Thursday on FNC’s “Fox & Friends,” Rep. Brian Mast (R-FL) reacted to CNN anchor Jake Tapper questioning his “commitment” to democracy as the House of Representatives debated articles of impeachment against President Donald Trump.
Mast, a retired U.S. Army bomb technician and Purple Heart recipient, defended his position to not impeach Trump by emphasizing the need to not “rush to judgment.”
“The response is this: OK, the president told you to come to the People’s House. Did he tell you to do it violently, or did he tell you to go there to cheer people on or what? It’s worth getting to the bottom of before you rush to judgment, and that is the foundation of democracy,” Mast stated. “And I’m going to say to Mr. Tapper the same thing that half of America is saying right now: Hold me to a high standard, don’t hold me to a double standard. And me asking if any of these lawmakers that are about to vote have gone through any questioning, any hearings, have asked any questions of anybody, that is an appropriate question, and it speaks to the foundation of our democracy. It doesn’t diminish it.”
He continued, “And I would give this statement to him as well: It is not as important in America, especially today with all the division we have, that I say this is what I think about you. We’ve got to get to the point we are saying this is why I something.
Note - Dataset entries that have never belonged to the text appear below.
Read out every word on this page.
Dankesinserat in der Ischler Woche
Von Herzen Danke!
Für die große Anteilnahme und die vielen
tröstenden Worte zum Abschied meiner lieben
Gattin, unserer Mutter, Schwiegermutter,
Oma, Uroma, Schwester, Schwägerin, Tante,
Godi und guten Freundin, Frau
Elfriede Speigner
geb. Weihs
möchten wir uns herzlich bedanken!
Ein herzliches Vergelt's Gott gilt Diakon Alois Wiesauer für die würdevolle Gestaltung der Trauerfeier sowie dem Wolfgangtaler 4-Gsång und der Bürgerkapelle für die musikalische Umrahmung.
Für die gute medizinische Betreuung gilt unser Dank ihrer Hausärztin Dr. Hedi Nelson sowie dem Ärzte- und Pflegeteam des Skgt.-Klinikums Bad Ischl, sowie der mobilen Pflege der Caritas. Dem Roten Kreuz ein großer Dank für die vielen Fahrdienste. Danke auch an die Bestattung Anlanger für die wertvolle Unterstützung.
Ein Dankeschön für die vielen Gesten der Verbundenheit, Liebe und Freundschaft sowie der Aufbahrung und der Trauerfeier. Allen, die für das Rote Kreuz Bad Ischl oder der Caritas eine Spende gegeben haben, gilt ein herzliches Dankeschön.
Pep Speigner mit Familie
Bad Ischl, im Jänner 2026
Now, I can say this is why I think you are wrong, and we can have a real debate, and hopefully, you end up learning about each other instead of just coming away with two people that are pissed off at one another.”
As for Tapper’s remarks about his “commitment” to democracy, Mast said he loves America “so much” that it breaks his heart to see the divide that currently exists.
“I can say this emotionally,” he began. “My commitment to democracy, to my country, is a wavered. I love this place so much it literally breaks my heart to see the divide that exists in it. I love our democracy for all of our problems. There is no government I would rather be a part of anywhere in this world. And to strengthen that and keep it strong, we have to ask those questions. It’s not the opposite of that where we don’t ask those questions, don’t ask lawmakers: Did you take the time to ask somebody or interview somebody or have a hearing? That has to be the foundation of having justice is asking questions and waiting for the answer in silence until somebody gives it to you or taking their silence of an answer. And that is my response.
Mast reiterated, “I love this place.”